Key Differences Between Mitochondria and Chloroplast
Following are the key difference between the two most important organelles of the cell:
- Mitochondria are the large, membrane-bound, bean-shaped organelle found in almost all kind of eukaryotic organism, also known as ‘powerhouse of the cell’. Mitochondria are responsible for cellular respiration and energy metabolism. Conversely, Chloroplast is found only in green plants and in few algae, they are the sites of photosynthesis. This organelle of the cell is much more complex and larger than the mitochondria.
- Mitochondria are present in the cells of all types of aerobic organisms like plants and animals, whereas Chloroplast is present in green plants and some algae, protists like Euglena. Mitochondria is the colourless, bean shape organelles. Chloroplasts are green colour and disc shape organelles.

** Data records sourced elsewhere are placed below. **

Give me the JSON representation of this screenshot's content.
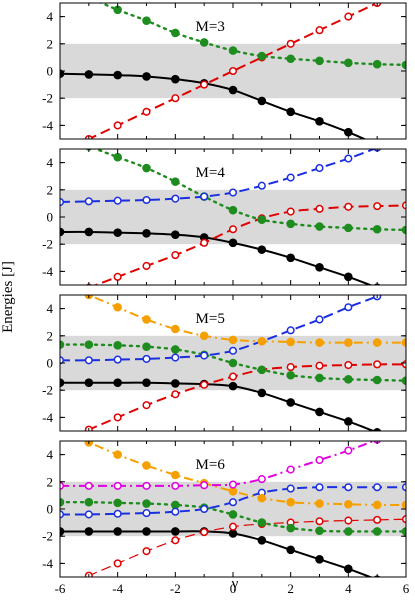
{
  "chart_data": {
    "type": "line",
    "xlabel": "γ",
    "ylabel": "Energies [J]",
    "x_ticks": [
      -6,
      -4,
      -2,
      0,
      2,
      4,
      6
    ],
    "y_ticks": [
      -4,
      -2,
      0,
      2,
      4
    ],
    "xlim": [
      -6,
      6
    ],
    "ylim": [
      -5,
      5
    ],
    "band": [
      -2,
      2
    ],
    "band_color": "#d9d9d9",
    "panels": [
      {
        "label": "M=3",
        "series": [
          {
            "color": "#000000",
            "dash": "solid",
            "marker": "filled",
            "width": 2,
            "x": [
              -6,
              -5,
              -4,
              -3,
              -2,
              -1,
              0,
              1,
              2,
              3,
              4,
              5,
              6
            ],
            "y": [
              -0.2,
              -0.25,
              -0.3,
              -0.4,
              -0.6,
              -0.9,
              -1.4,
              -2.2,
              -3.0,
              -3.7,
              -4.5,
              -5.4,
              -6.2
            ]
          },
          {
            "color": "#e00000",
            "dash": "long",
            "marker": "open",
            "width": 2,
            "x": [
              -6,
              -5,
              -4,
              -3,
              -2,
              -1,
              0,
              1,
              2,
              3,
              4,
              5,
              6
            ],
            "y": [
              -6,
              -5,
              -4,
              -3,
              -2,
              -1,
              0,
              1,
              2,
              3,
              4,
              5,
              6
            ]
          },
          {
            "color": "#1e8c1e",
            "dash": "dot",
            "marker": "filled",
            "width": 2.4,
            "x": [
              -6,
              -5,
              -4,
              -3,
              -2,
              -1,
              0,
              1,
              2,
              3,
              4,
              5,
              6
            ],
            "y": [
              6.2,
              5.4,
              4.5,
              3.7,
              2.8,
              2.1,
              1.5,
              1.1,
              0.9,
              0.75,
              0.6,
              0.5,
              0.45
            ]
          }
        ]
      },
      {
        "label": "M=4",
        "series": [
          {
            "color": "#000000",
            "dash": "solid",
            "marker": "filled",
            "width": 2,
            "x": [
              -6,
              -5,
              -4,
              -3,
              -2,
              -1,
              0,
              1,
              2,
              3,
              4,
              5,
              6
            ],
            "y": [
              -1.1,
              -1.1,
              -1.15,
              -1.2,
              -1.3,
              -1.5,
              -1.9,
              -2.4,
              -3.0,
              -3.7,
              -4.4,
              -5.2,
              -6.0
            ]
          },
          {
            "color": "#e00000",
            "dash": "long",
            "marker": "open",
            "width": 2,
            "x": [
              -6,
              -5,
              -4,
              -3,
              -2,
              -1,
              0,
              1,
              2,
              3,
              4,
              5,
              6
            ],
            "y": [
              -6.0,
              -5.2,
              -4.4,
              -3.6,
              -2.8,
              -1.9,
              -0.9,
              -0.1,
              0.4,
              0.6,
              0.75,
              0.8,
              0.85
            ]
          },
          {
            "color": "#1e8c1e",
            "dash": "dot",
            "marker": "filled",
            "width": 2.4,
            "x": [
              -6,
              -5,
              -4,
              -3,
              -2,
              -1,
              0,
              1,
              2,
              3,
              4,
              5,
              6
            ],
            "y": [
              6.0,
              5.2,
              4.4,
              3.6,
              2.6,
              1.5,
              0.5,
              -0.2,
              -0.5,
              -0.7,
              -0.8,
              -0.9,
              -0.95
            ]
          },
          {
            "color": "#1a2fe0",
            "dash": "long",
            "marker": "open",
            "width": 2,
            "x": [
              -6,
              -5,
              -4,
              -3,
              -2,
              -1,
              0,
              1,
              2,
              3,
              4,
              5,
              6
            ],
            "y": [
              1.1,
              1.15,
              1.2,
              1.25,
              1.35,
              1.5,
              1.8,
              2.3,
              2.9,
              3.6,
              4.3,
              5.1,
              6.0
            ]
          }
        ]
      },
      {
        "label": "M=5",
        "series": [
          {
            "color": "#000000",
            "dash": "solid",
            "marker": "filled",
            "width": 2,
            "x": [
              -6,
              -5,
              -4,
              -3,
              -2,
              -1,
              0,
              1,
              2,
              3,
              4,
              5,
              6
            ],
            "y": [
              -1.45,
              -1.45,
              -1.45,
              -1.45,
              -1.5,
              -1.55,
              -1.7,
              -2.2,
              -2.9,
              -3.6,
              -4.3,
              -5.1,
              -5.9
            ]
          },
          {
            "color": "#e00000",
            "dash": "long",
            "marker": "open",
            "width": 2,
            "x": [
              -6,
              -5,
              -4,
              -3,
              -2,
              -1,
              0,
              1,
              2,
              3,
              4,
              5,
              6
            ],
            "y": [
              -5.8,
              -4.9,
              -4.0,
              -3.1,
              -2.3,
              -1.6,
              -1.0,
              -0.5,
              -0.3,
              -0.2,
              -0.15,
              -0.1,
              -0.1
            ]
          },
          {
            "color": "#1e8c1e",
            "dash": "dot",
            "marker": "filled",
            "width": 2.4,
            "x": [
              -6,
              -5,
              -4,
              -3,
              -2,
              -1,
              0,
              1,
              2,
              3,
              4,
              5,
              6
            ],
            "y": [
              1.35,
              1.35,
              1.3,
              1.2,
              1.0,
              0.6,
              0.0,
              -0.5,
              -0.9,
              -1.1,
              -1.2,
              -1.25,
              -1.3
            ]
          },
          {
            "color": "#1a2fe0",
            "dash": "long",
            "marker": "open",
            "width": 2,
            "x": [
              -6,
              -5,
              -4,
              -3,
              -2,
              -1,
              0,
              1,
              2,
              3,
              4,
              5,
              6
            ],
            "y": [
              0.2,
              0.2,
              0.25,
              0.3,
              0.4,
              0.55,
              0.9,
              1.6,
              2.4,
              3.2,
              4.1,
              4.9,
              5.8
            ]
          },
          {
            "color": "#f5a000",
            "dash": "dashdot",
            "marker": "filled",
            "width": 2,
            "x": [
              -6,
              -5,
              -4,
              -3,
              -2,
              -1,
              0,
              1,
              2,
              3,
              4,
              5,
              6
            ],
            "y": [
              5.9,
              5.0,
              4.1,
              3.2,
              2.5,
              2.0,
              1.7,
              1.6,
              1.55,
              1.5,
              1.5,
              1.5,
              1.5
            ]
          }
        ]
      },
      {
        "label": "M=6",
        "series": [
          {
            "color": "#000000",
            "dash": "solid",
            "marker": "filled",
            "width": 2,
            "x": [
              -6,
              -5,
              -4,
              -3,
              -2,
              -1,
              0,
              1,
              2,
              3,
              4,
              5,
              6
            ],
            "y": [
              -1.65,
              -1.65,
              -1.65,
              -1.65,
              -1.65,
              -1.65,
              -1.8,
              -2.3,
              -3.0,
              -3.7,
              -4.4,
              -5.2,
              -6.0
            ]
          },
          {
            "color": "#e00000",
            "dash": "long",
            "marker": "open",
            "width": 1.2,
            "x": [
              -6,
              -5,
              -4,
              -3,
              -2,
              -1,
              0,
              1,
              2,
              3,
              4,
              5,
              6
            ],
            "y": [
              -5.8,
              -4.9,
              -4.0,
              -3.1,
              -2.3,
              -1.7,
              -1.3,
              -1.1,
              -1.0,
              -0.9,
              -0.85,
              -0.8,
              -0.75
            ]
          },
          {
            "color": "#1e8c1e",
            "dash": "dot",
            "marker": "filled",
            "width": 2.4,
            "x": [
              -6,
              -5,
              -4,
              -3,
              -2,
              -1,
              0,
              1,
              2,
              3,
              4,
              5,
              6
            ],
            "y": [
              0.5,
              0.5,
              0.45,
              0.4,
              0.3,
              0.1,
              -0.4,
              -1.0,
              -1.4,
              -1.6,
              -1.65,
              -1.65,
              -1.65
            ]
          },
          {
            "color": "#1a2fe0",
            "dash": "long",
            "marker": "open",
            "width": 2,
            "x": [
              -6,
              -5,
              -4,
              -3,
              -2,
              -1,
              0,
              1,
              2,
              3,
              4,
              5,
              6
            ],
            "y": [
              -0.4,
              -0.4,
              -0.35,
              -0.3,
              -0.2,
              0.0,
              0.5,
              1.2,
              1.5,
              1.6,
              1.6,
              1.6,
              1.6
            ]
          },
          {
            "color": "#f5a000",
            "dash": "dashdot",
            "marker": "filled",
            "width": 2,
            "x": [
              -6,
              -5,
              -4,
              -3,
              -2,
              -1,
              0,
              1,
              2,
              3,
              4,
              5,
              6
            ],
            "y": [
              5.8,
              4.9,
              4.0,
              3.2,
              2.5,
              1.9,
              1.3,
              0.8,
              0.5,
              0.4,
              0.35,
              0.3,
              0.3
            ]
          },
          {
            "color": "#e000e0",
            "dash": "dashdot",
            "marker": "open",
            "width": 2,
            "x": [
              -6,
              -5,
              -4,
              -3,
              -2,
              -1,
              0,
              1,
              2,
              3,
              4,
              5,
              6
            ],
            "y": [
              1.7,
              1.7,
              1.7,
              1.7,
              1.7,
              1.75,
              1.8,
              2.2,
              2.9,
              3.6,
              4.3,
              5.1,
              5.9
            ]
          }
        ]
      }
    ]
  }
}
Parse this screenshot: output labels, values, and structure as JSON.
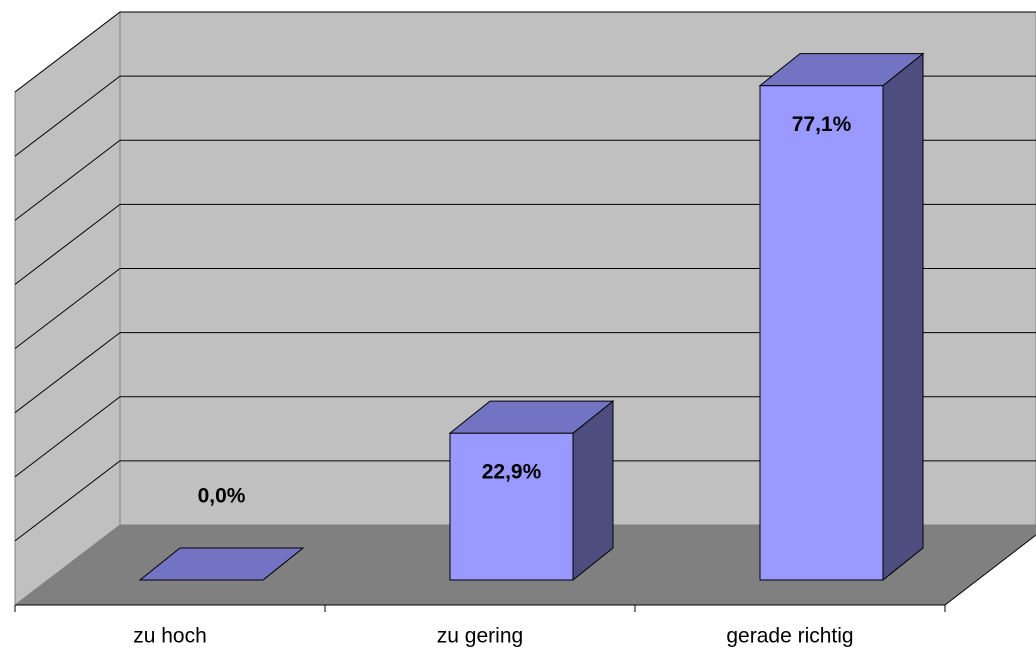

- Mitochondria and Chloroplast have two chambers inside them which is the matrix and the cristae in mitochondria, stroma, and thylakoids in a chloroplast.
- The inner membrane of mitochondria is folded into cristae while that of a chloroplast, rises into flattened sacs called as thylakoids.
- The thylakoid membrane in chloroplast contains carotenoids, chlorophyll, and photosynthetic pigments, but these are absent in mitochondria. Mitochondria convert sugar (glucose) into chemical energy called as ATP (adenosine triphosphate), it uses oxygen and release energy by breaking the organic food and in turn produces carbon dioxide along with water. In chloroplast the solar energy is stored, this organelle helps in storing the energy, further it also uses carbon dioxide and water to make glucose. Chloroplast liberates or releases oxygen.
- Mitochondria are the site for beta oxidative, photorespiration, oxidative phosphorylation, ETC; Chloroplast is the site for the photorespiration and photosynthesis.
- Both are double membrane structure.
- Both the organelle contains their DNA and RNA.
- They both provide energy to the cell.
- Both the organelles contain enzyme and coenzyme.
- There is the involvement of the oxygen and carbon dioxide.
- Another unique feature is that both the organelles can move from one place to another within the cell.
From the above article, we came to know that, being one of the most important parts of the eukaryotic cell, both the organelles are essential and contribute equally to the growth and function of the cell. It is also concluded that earlier mitochondria were the free-living aerobic bacteria, which became part of the eukaryotic cell due to some process.
Chloroplast, is not the part of all eukaryotic cell, as it is found in green plants and few algae. As these play the main role in process photosynthesis, through which plant prepare their food with the help of sunlight.